JOP Editor in Chief Dr. Linda D. Bosserman Brings Value-Based Care to Journal’s Forefront

Nov 05, 2019

physician typing on a computer

By Alex Carolan, ASCO Publishing

In January 2019, Linda D. Bosserman, MD, FACP, FASCO, began her tenure as editor in chief of the Journal of Oncology Practice (JOP). An assistant clinical professor and staff physician at City of Hope, Dr. Bosserman has served on the ASCO Board of Directors and as a founding member of the TAPUR Steering Committee. She serves on the Practice Guideline Implementation Network and is a liaison to the Clinical Practice and Ethics Committees. As her first year leading the journal comes to a close, she discusses her early journalistic experiences, her emphasis on quality and value, and the value of JOP for all oncology professionals. 

How did you first become involved with JOP?

LB: I was editor in chief of my high school newspaper for 2 years, and I’ve had a long interest in journalism and writing.

I’ll never forget the time in high school when someone wrote an editorial against the cheerleaders. My sister was the head cheerleader, and my father and I had a very heated dinner conversation that night about how I could have allowed an editorial that had anything negative to say about cheerleaders when my sister was leading them. I said, “Dad, it’s the free press.” I believe in dialogue in debate, which helps us do better. I encouraged him to write a rebuttal letter to the editor!

Earlier in my career, I was a co-editor of the Journal of Community Oncology/Journal of Community and Supportive Oncology for 15 years, since its inception. Over the years I’ve reviewed for JOP and become more involved at ASCO. John V. Cox, DO, FASCO, who was editor in chief of JOP for 10 years, is one of my heroes and mentors. Douglas W. Blayney, MD, FASCO, my former medical partner, was the first editor for JOP. They are both role models for me.

During my 4-year term on the ASCO Board of Directors, I became even more passionate about our mission to serve patients by serving those who serve them. When Dr. Cox’s term was ending and the JOP editor in chief job became available I applied, interviewed, and was very honored to have been chosen.

How has JOP evolved under your leadership this year?

LB: JOP has a very solid direction in the key clinical reviews that you want to have at your fingertips when you see patients, and in high-level papers on health care research and science that can empower improved care delivery and care quality.

A new column called “Clinical Cancer Advances” is expected to launch this fall. It will pair an ASCO Value Framework analysis of clinical trials with a key opinion leader’s commentary on where, if, when, and how a new therapy fits into the clinical continuum of care for specific patients.

I’m also passionate about expanding work on the science of value-based cancer care. I see the necessary move to value as having contributed a lot to the increasing levels of staff burnout. We need more discrete data while providing rapidly changing treatments based on evolving science and engaging patients.

I am hoping JOP’s expanded focus on value-based care will stimulate people to submit studies that evaluate what it takes to deliver high-quality, precision, and personalized cancer care for every patient. With a team, we can improve multidisciplinary care and staff satisfaction while providing a better patient experience.

We are also an international journal, and welcome international submissions as there are many places that are doing value well. We want to encourage health care researchers to submit to JOP so we can all learn from the experiences of other countries.

What are some of the topical issues that the journal has explored recently?

LB: We invite editors for special issues to bring their expertise forward.
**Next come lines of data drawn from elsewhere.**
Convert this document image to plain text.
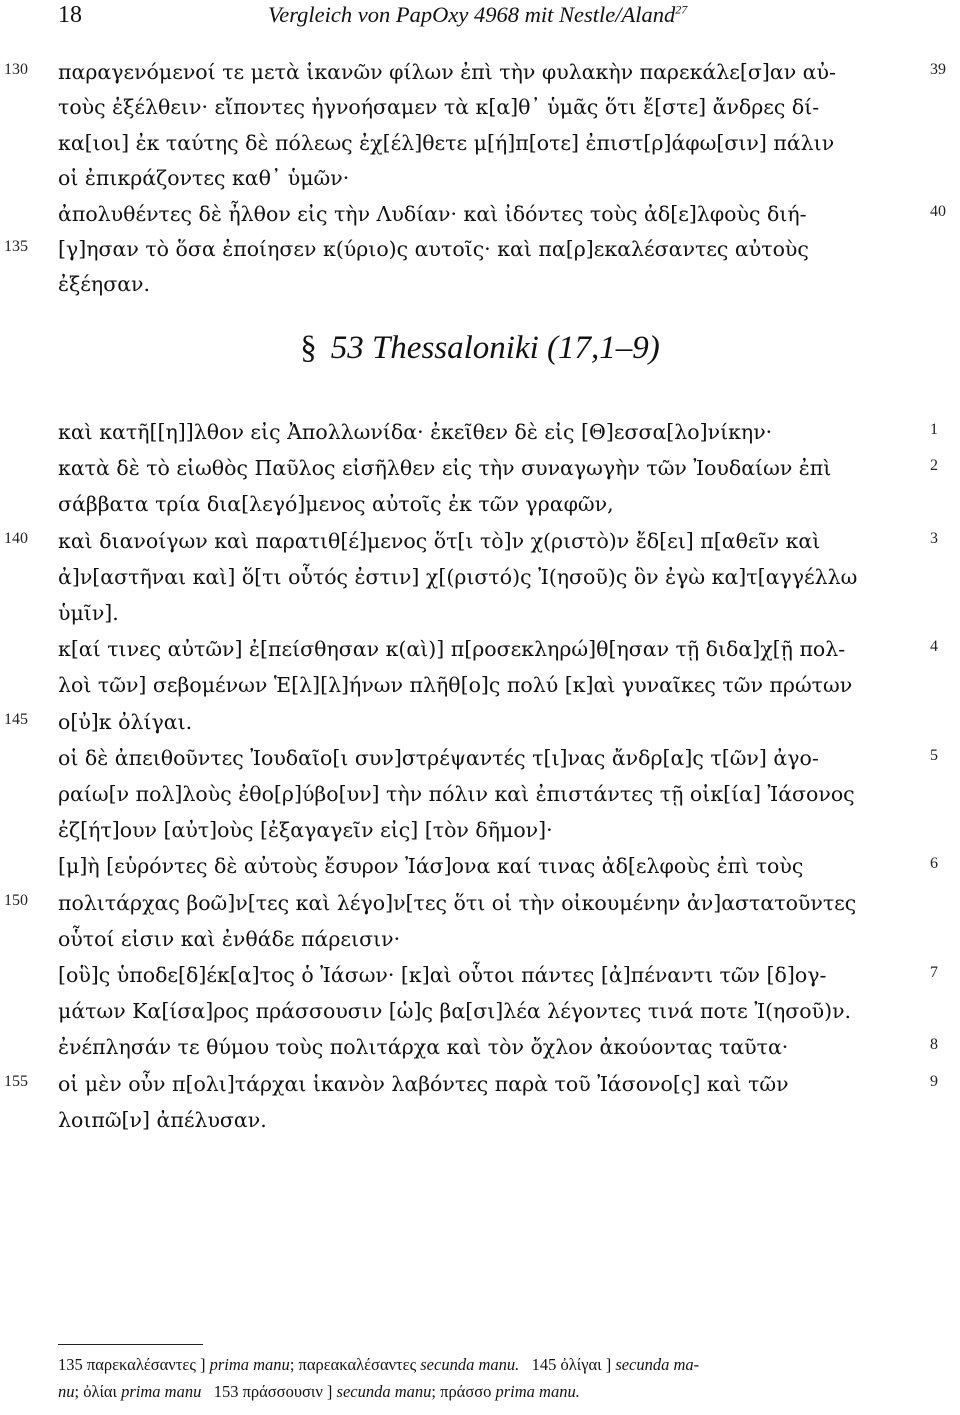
18	Vergleich von PapOxy 4968 mit Nestle/Aland$^{27}$
130 παραγενόμενοί τε μετὰ ἱκανῶν φίλων ἐπὶ τὴν φυλακὴν παρεκάλε[σ]αν αὐ-	39
τοὺς ἐξέλθειν· εἴποντες ἠγνοήσαμεν τὰ κ[α]θ᾽ ὑμᾶς ὅτι ἔ[στε] ἄνδρες δί-
κα[ιοι] ἐκ ταύτης δὲ πόλεως ἐχ[έλ]θετε μ[ή]π[οτε] ἐπιστ[ρ]άφω[σιν] πάλιν
οἱ ἐπικράζοντες καθ᾽ ὑμῶν·
ἀπολυθέντες δὲ ἦλθον εἰς τὴν Λυδίαν· καὶ ἰδόντες τοὺς ἀδ[ε]λφοὺς διή-	40
135 [γ]ησαν τὸ ὅσα ἐποίησεν κ(ύριο)ς αυτοῖς· καὶ πα[ρ]εκαλέσαντες αὐτοὺς
ἐξέησαν.
§ 53 Thessaloniki (17,1–9)
καὶ κατῆ[[η]]λθον εἰς Ἀπολλωνίδα· ἐκεῖθεν δὲ εἰς [Θ]εσσα[λο]νίκην·	1
κατὰ δὲ τὸ εἰωθὸς Παῦλος εἰσῆλθεν εἰς τὴν συναγωγὴν τῶν Ἰουδαίων ἐπὶ	2
σάββατα τρία δια[λεγό]μενος αὐτοῖς ἐκ τῶν γραφῶν,
140 καὶ διανοίγων καὶ παρατιθ[έ]μενος ὅτ[ι τὸ]ν χ(ριστὸ)ν ἔδ[ει] π[αθεῖν καὶ	3
ἀ]ν[αστῆναι καὶ] ὅ[τι οὗτός ἐστιν] χ[(ριστό)ς Ἰ(ησοῦ)ς ὃν ἐγὼ κα]τ[αγγέλλω
ὑμῖν].
κ[αί τινες αὐτῶν] ἐ[πείσθησαν κ(αὶ)] π[ροσεκληρώ]θ[ησαν τῇ διδα]χ[ῇ πολ-	4
λοὶ τῶν] σεβομένων Ἑ[λ][λ]ήνων πλῆθ[ο]ς πολύ [κ]αὶ γυναῖκες τῶν πρώτων
145 ο[ὐ]κ ὀλίγαι.
οἱ δὲ ἀπειθοῦντες Ἰουδαῖο[ι συν]στρέψαντές τ[ι]νας ἄνδρ[α]ς τ[ῶν] ἀγο-	5
ραίω[ν πολ]λοὺς ἐθο[ρ]ύβο[υν] τὴν πόλιν καὶ ἐπιστάντες τῇ οἰκ[ία] Ἰάσονος
ἐζ[ήτ]ουν [αὐτ]οὺς [ἐξαγαγεῖν εἰς] [τὸν δῆμον]·
[μ]ὴ [εὑρόντες δὲ αὐτοὺς ἔσυρον Ἰάσ]ονα καί τινας ἀδ[ελφοὺς ἐπὶ τοὺς	6
150 πολιτάρχας βοῶ]ν[τες καὶ λέγο]ν[τες ὅτι οἱ τὴν οἰκουμένην ἀν]αστατοῦντες
οὗτοί εἰσιν καὶ ἐνθάδε πάρεισιν·
[οὓ]ς ὑποδε[δ]έκ[α]τος ὁ Ἰάσων· [κ]αὶ οὗτοι πάντες [ἀ]πέναντι τῶν [δ]ογ-	7
μάτων Κα[ίσα]ρος πράσσουσιν [ὡ]ς βα[σι]λέα λέγοντες τινά ποτε Ἰ(ησοῦ)ν.
ἐνέπλησάν τε θύμου τοὺς πολιτάρχα καὶ τὸν ὄχλον ἀκούοντας ταῦτα·	8
155 οἱ μὲν οὖν π[ολι]τάρχαι ἱκανὸν λαβόντες παρὰ τοῦ Ἰάσονο[ς] καὶ τῶν	9
λοιπῶ[ν] ἀπέλυσαν.
135 παρεκαλέσαντες ] prima manu; παρεακαλέσαντες secunda manu. 145 ὀλίγαι ] secunda ma-
nu; ὀλίαι prima manu 153 πράσσουσιν ] secunda manu; πράσσο prima manu.
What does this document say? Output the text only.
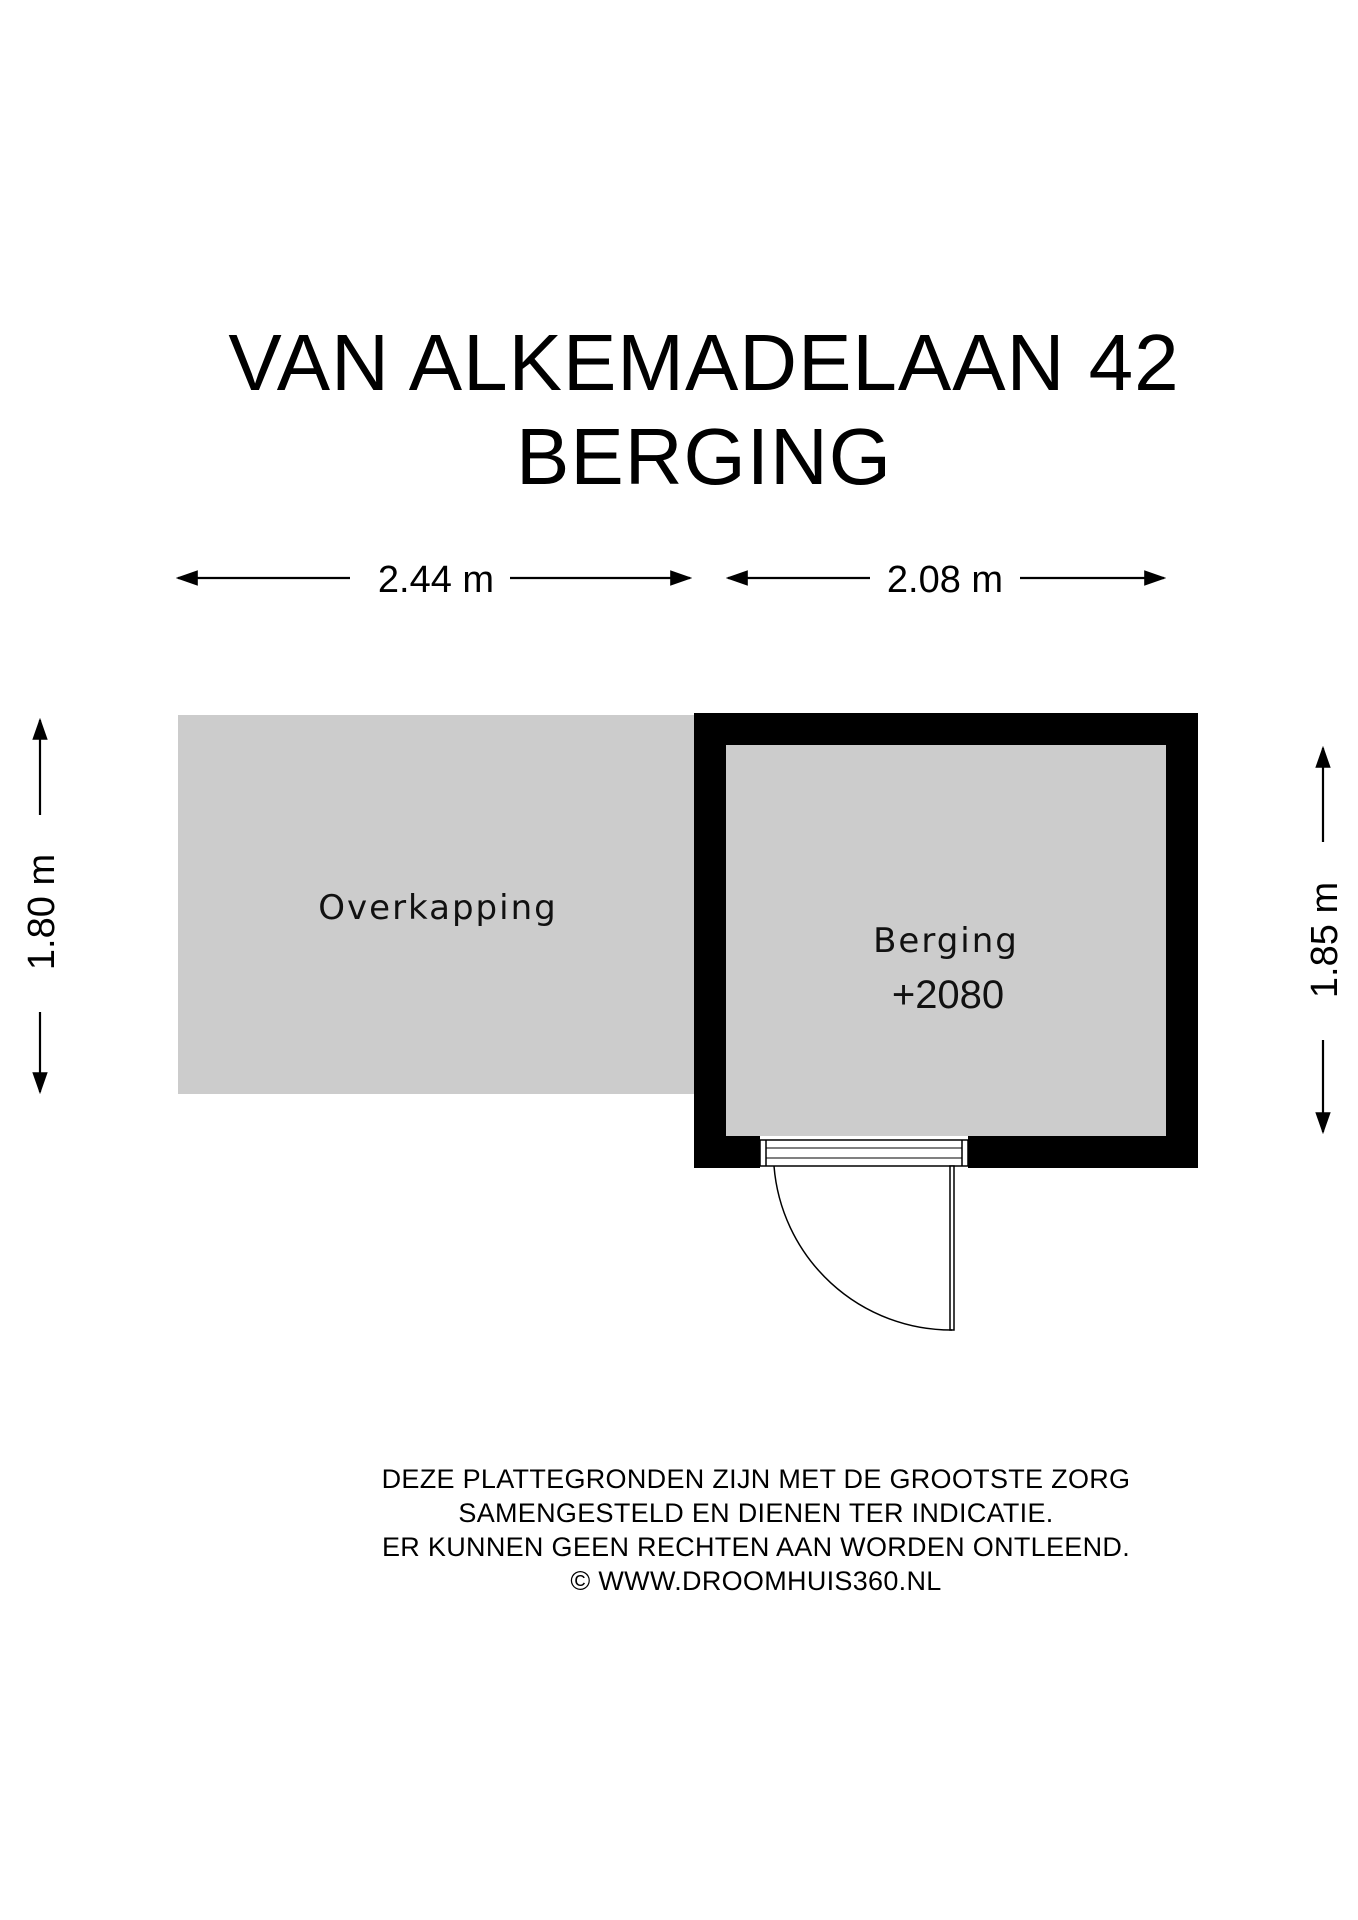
VAN ALKEMADELAAN 42
BERGING
2.44 m	2.08 m
1.80 m	1.85 m
Overkapping
Berging
+2080
DEZE PLATTEGRONDEN ZIJN MET DE GROOTSTE ZORG
SAMENGESTELD EN DIENEN TER INDICATIE.
ER KUNNEN GEEN RECHTEN AAN WORDEN ONTLEEND.
© WWW.DROOMHUIS360.NL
It’s a very collaborative experience, and I’d like to push to get more work and expertise on value when it comes to population-based health. We need analytics and benchmarking, and we need to do it in a way that engages staff and patients effectively.

We publish special series that bring together state-of-the-art information, in addition to our annual series on the State of Cancer Care in America and quality care. For instance, we published a series on the opioid crisis. The main idea was that the response to the opioid crisis has unintended restrictions, which makes it more difficult for patients with cancer to access opioids for cancer pain needs.

Other topics include precision medicine, which includes practical and academic points of view, burnout and moral injury, and development on end-of-life options. In the future, we’re looking at topics in telemedicine and social media in oncology.

Why is JOP a must-read publication for all oncology professionals?

LB: We’re talking about the science of care delivery. Care delivery is how you organize your clinic, interact with other specialists, serve the patients, implement drug policies and delivery, and more. It’s how you do all of the steps in a scientific way that is validated to have a better outcome. We’re presenting that science so we can benchmark and share with each other, so we all don’t have to reinvent the wheel.

We’re all in a period of rapid change and need to learn the validated science from each other: improving care quality and outcomes helps us better serve our patients, which we hope adds to our satisfaction as clinicians. It is our goal to serve our diverse audience with these focuses. I welcome people reaching out to me with ideas or topics and feedback so we can continue to make JOP the most effective journal in improving care delivery and care quality.